WORTHINGTON – Seven 196-foot meteorological towers will be erected early this spring in southern Nobles County to measure the wind.
The temporary towers will be constructed by Tower Associates LLC, a Juno Beach, Fla., company, to determine if the sites are suitable for future wind development.
Steve Stengel, spokesman for FPL Energy, which is conducting the project, said the meteorological towers will collect wind speed data for 18 months to two years before a decision is made regarding possible construction of wind turbines on the sites.
“What you’re seeing in (Nobles) County is the early stages of investigation,” Stengel said. “It certainly is not a signal that a wind project is imminent. It is really more of a recognition that we think there is potential for future development in the state of Minnesota, and that we are taking the steps to investigate that by the installation of some meteorological towers.”
Meteorological tower construction has been approved for locations in Grand Prairie, Westside, Indian Lake, Bigelow, Ransom, Little Rock and Worthington townships.
“There are a number of things that a wind project needs to be successful,” Stengel said. “One of the obvious ones is wind. If you don’t get it right from the beginning, that’s one of the things you can’t really fix. If you put up a wind farm and realize the wind isn’t as strong as you thought it would be, you can’t fix Mother Nature.”
Stengel said the data that will be collected from the meteorological towers will be sent via cellular data uplink to FPL Energy offices in Florida, where it will be analyzed using a variety of statistical techniques.
FPL Energy is the largest owner and operator of wind turbines in the U.S., and the second largest in the world, Stengel said.
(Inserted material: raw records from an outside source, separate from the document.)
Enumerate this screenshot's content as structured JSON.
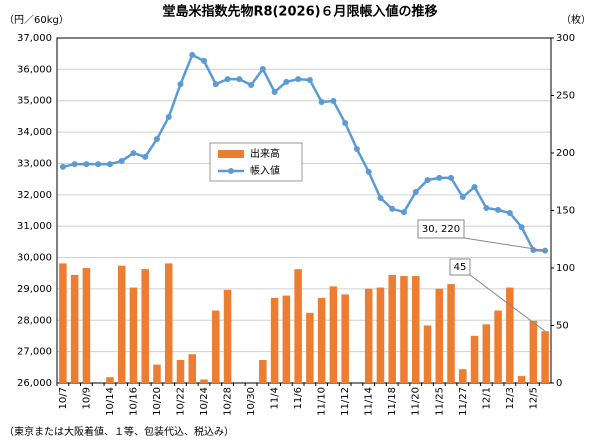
{
  "chart_data": {
    "type": "combo",
    "title": "堂島米指数先物R8(2026)６月限帳入値の推移",
    "y_unit": "（円／60kg）",
    "y2_unit": "（枚）",
    "footnote": "（東京または大阪着値、１等、包装代込、税込み）",
    "categories": [
      "10/7",
      null,
      "10/9",
      null,
      "10/14",
      null,
      "10/16",
      null,
      "10/20",
      null,
      "10/22",
      null,
      "10/24",
      null,
      "10/28",
      null,
      "10/30",
      null,
      "11/4",
      null,
      "11/6",
      null,
      "11/10",
      null,
      "11/12",
      null,
      "11/14",
      null,
      "11/18",
      null,
      "11/20",
      null,
      "11/25",
      null,
      "11/27",
      null,
      "12/1",
      null,
      "12/3",
      null,
      "12/5",
      null
    ],
    "series": [
      {
        "name": "出来高",
        "type": "bar",
        "axis": "y2",
        "color": "#ed7d31",
        "values": [
          104,
          94,
          100,
          0,
          5,
          102,
          83,
          99,
          16,
          104,
          20,
          25,
          3,
          63,
          81,
          0,
          0,
          20,
          74,
          76,
          99,
          61,
          74,
          84,
          77,
          0,
          82,
          83,
          94,
          93,
          93,
          50,
          82,
          86,
          12,
          41,
          51,
          63,
          83,
          6,
          54,
          45
        ],
        "value_labels": [
          null,
          null,
          null,
          null,
          null,
          null,
          null,
          null,
          null,
          null,
          null,
          null,
          null,
          null,
          null,
          null,
          null,
          null,
          null,
          null,
          null,
          null,
          null,
          null,
          null,
          null,
          null,
          null,
          null,
          null,
          null,
          null,
          null,
          null,
          null,
          null,
          null,
          null,
          null,
          null,
          null,
          "45"
        ]
      },
      {
        "name": "帳入値",
        "type": "line",
        "color": "#5b9bd5",
        "values": [
          32890,
          32980,
          32980,
          32980,
          32980,
          33080,
          33330,
          33210,
          33780,
          34480,
          35530,
          36460,
          36270,
          35530,
          35690,
          35690,
          35500,
          36010,
          35280,
          35600,
          35690,
          35660,
          34960,
          34990,
          34290,
          33460,
          32730,
          31900,
          31550,
          31450,
          32090,
          32470,
          32540,
          32540,
          31930,
          32250,
          31580,
          31520,
          31420,
          30970,
          30240,
          30220
        ],
        "value_labels": [
          null,
          null,
          null,
          null,
          null,
          null,
          null,
          null,
          null,
          null,
          null,
          null,
          null,
          null,
          null,
          null,
          null,
          null,
          null,
          null,
          null,
          null,
          null,
          null,
          null,
          null,
          null,
          null,
          null,
          null,
          null,
          null,
          null,
          null,
          null,
          null,
          null,
          null,
          null,
          null,
          null,
          "30, 220"
        ]
      }
    ],
    "ylim": [
      26000,
      37000
    ],
    "yticks": [
      {
        "value": 26000,
        "label": "26,000"
      },
      {
        "value": 27000,
        "label": "27,000"
      },
      {
        "value": 28000,
        "label": "28,000"
      },
      {
        "value": 29000,
        "label": "29,000"
      },
      {
        "value": 30000,
        "label": "30,000"
      },
      {
        "value": 31000,
        "label": "31,000"
      },
      {
        "value": 32000,
        "label": "32,000"
      },
      {
        "value": 33000,
        "label": "33,000"
      },
      {
        "value": 34000,
        "label": "34,000"
      },
      {
        "value": 35000,
        "label": "35,000"
      },
      {
        "value": 36000,
        "label": "36,000"
      },
      {
        "value": 37000,
        "label": "37,000"
      }
    ],
    "y2lim": [
      0,
      300
    ],
    "y2ticks": [
      0,
      50,
      100,
      150,
      200,
      250,
      300
    ],
    "grid": true
  }
}
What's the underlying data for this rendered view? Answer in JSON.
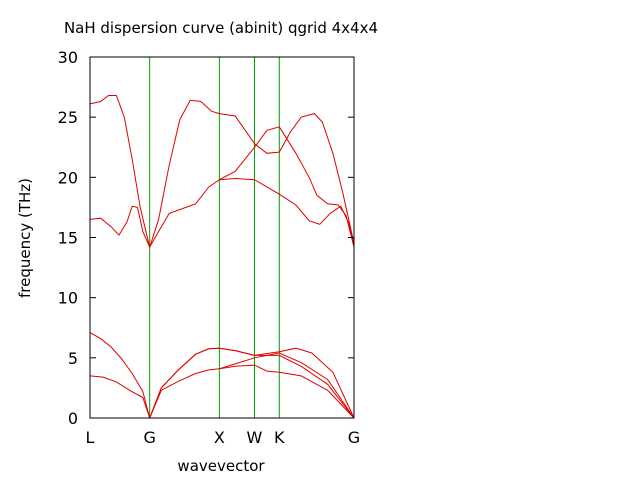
{
  "chart_data": {
    "type": "line",
    "title": "NaH dispersion curve (abinit) qgrid 4x4x4",
    "xlabel": "wavevector",
    "ylabel": "frequency (THz)",
    "ylim": [
      0,
      30
    ],
    "xlim": [
      0,
      1
    ],
    "y_ticks": [
      0,
      5,
      10,
      15,
      20,
      25,
      30
    ],
    "high_symmetry_points": [
      {
        "label": "L",
        "x": 0.0
      },
      {
        "label": "G",
        "x": 0.226
      },
      {
        "label": "X",
        "x": 0.49
      },
      {
        "label": "W",
        "x": 0.623
      },
      {
        "label": "K",
        "x": 0.717
      },
      {
        "label": "G",
        "x": 1.0
      }
    ],
    "grid": false,
    "legend": "none",
    "colors": {
      "series": "#e00000",
      "symmetry_lines": "#00a000",
      "frame": "#000000"
    },
    "series": [
      {
        "points": [
          [
            0,
            3.5
          ],
          [
            0.05,
            3.4
          ],
          [
            0.1,
            3.0
          ],
          [
            0.15,
            2.3
          ],
          [
            0.2,
            1.7
          ],
          [
            0.226,
            0
          ]
        ]
      },
      {
        "points": [
          [
            0,
            7.1
          ],
          [
            0.04,
            6.6
          ],
          [
            0.08,
            5.9
          ],
          [
            0.12,
            4.9
          ],
          [
            0.16,
            3.7
          ],
          [
            0.2,
            2.2
          ],
          [
            0.226,
            0
          ]
        ]
      },
      {
        "points": [
          [
            0.226,
            0
          ],
          [
            0.27,
            2.3
          ],
          [
            0.33,
            3.0
          ],
          [
            0.4,
            3.7
          ],
          [
            0.45,
            4.0
          ],
          [
            0.49,
            4.1
          ],
          [
            0.55,
            4.3
          ],
          [
            0.623,
            4.4
          ],
          [
            0.67,
            3.9
          ],
          [
            0.717,
            3.8
          ],
          [
            0.8,
            3.5
          ],
          [
            0.9,
            2.3
          ],
          [
            1.0,
            0
          ]
        ]
      },
      {
        "points": [
          [
            0.226,
            0
          ],
          [
            0.27,
            2.5
          ],
          [
            0.33,
            3.9
          ],
          [
            0.4,
            5.3
          ],
          [
            0.45,
            5.75
          ],
          [
            0.49,
            5.8
          ],
          [
            0.55,
            5.6
          ],
          [
            0.623,
            5.2
          ],
          [
            0.717,
            5.2
          ],
          [
            0.8,
            4.3
          ],
          [
            0.9,
            2.8
          ],
          [
            1.0,
            0
          ]
        ]
      },
      {
        "points": [
          [
            0.226,
            0
          ],
          [
            0.27,
            2.5
          ],
          [
            0.33,
            3.9
          ],
          [
            0.4,
            5.3
          ],
          [
            0.45,
            5.75
          ],
          [
            0.49,
            5.8
          ],
          [
            0.55,
            5.6
          ],
          [
            0.623,
            5.2
          ],
          [
            0.717,
            5.5
          ],
          [
            0.78,
            5.8
          ],
          [
            0.84,
            5.4
          ],
          [
            0.92,
            3.8
          ],
          [
            1.0,
            0
          ]
        ]
      },
      {
        "points": [
          [
            0.49,
            4.1
          ],
          [
            0.55,
            4.5
          ],
          [
            0.623,
            5.0
          ],
          [
            0.717,
            5.4
          ],
          [
            0.8,
            4.6
          ],
          [
            0.9,
            3.2
          ],
          [
            1.0,
            0
          ]
        ]
      },
      {
        "points": [
          [
            0,
            16.5
          ],
          [
            0.04,
            16.6
          ],
          [
            0.08,
            15.9
          ],
          [
            0.11,
            15.2
          ],
          [
            0.14,
            16.3
          ],
          [
            0.16,
            17.6
          ],
          [
            0.18,
            17.5
          ],
          [
            0.2,
            15.5
          ],
          [
            0.226,
            14.2
          ],
          [
            0.26,
            15.5
          ],
          [
            0.3,
            17.0
          ],
          [
            0.35,
            17.4
          ],
          [
            0.4,
            17.8
          ],
          [
            0.45,
            19.2
          ],
          [
            0.49,
            19.8
          ],
          [
            0.55,
            19.9
          ],
          [
            0.623,
            19.8
          ],
          [
            0.717,
            18.6
          ],
          [
            0.78,
            17.7
          ],
          [
            0.83,
            16.4
          ],
          [
            0.87,
            16.1
          ],
          [
            0.91,
            17.0
          ],
          [
            0.95,
            17.6
          ],
          [
            0.98,
            16.2
          ],
          [
            1.0,
            14.2
          ]
        ]
      },
      {
        "points": [
          [
            0,
            26.1
          ],
          [
            0.04,
            26.3
          ],
          [
            0.07,
            26.8
          ],
          [
            0.1,
            26.8
          ],
          [
            0.13,
            25.0
          ],
          [
            0.16,
            21.5
          ],
          [
            0.19,
            17.5
          ],
          [
            0.226,
            14.2
          ],
          [
            0.26,
            16.5
          ],
          [
            0.3,
            21.0
          ],
          [
            0.34,
            24.8
          ],
          [
            0.38,
            26.4
          ],
          [
            0.42,
            26.3
          ],
          [
            0.46,
            25.5
          ],
          [
            0.49,
            25.3
          ],
          [
            0.55,
            25.1
          ],
          [
            0.623,
            22.8
          ],
          [
            0.67,
            22.0
          ],
          [
            0.717,
            22.1
          ],
          [
            0.76,
            23.8
          ],
          [
            0.8,
            25.0
          ],
          [
            0.85,
            25.3
          ],
          [
            0.88,
            24.6
          ],
          [
            0.92,
            22.0
          ],
          [
            0.96,
            18.5
          ],
          [
            1.0,
            14.5
          ]
        ]
      },
      {
        "points": [
          [
            0.49,
            19.8
          ],
          [
            0.55,
            20.5
          ],
          [
            0.623,
            22.5
          ],
          [
            0.67,
            23.9
          ],
          [
            0.717,
            24.2
          ],
          [
            0.78,
            22.0
          ],
          [
            0.83,
            20.0
          ],
          [
            0.86,
            18.5
          ],
          [
            0.9,
            17.8
          ],
          [
            0.94,
            17.7
          ],
          [
            0.97,
            16.8
          ],
          [
            1.0,
            14.2
          ]
        ]
      }
    ]
  }
}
The company also owns power generation facilities in 25 states, including not just wind but solar, nuclear and gas.
“Part of our growth going forward is in continued development of wind power,” he said. “We have a number of wind turbines already in (Minnesota) that we own and operate.
“We view Minnesota as a potential location for additional wind development,” he added. “We view a number of states in the Midwest and throughout the Plains states as good opportunities for additional wind development.”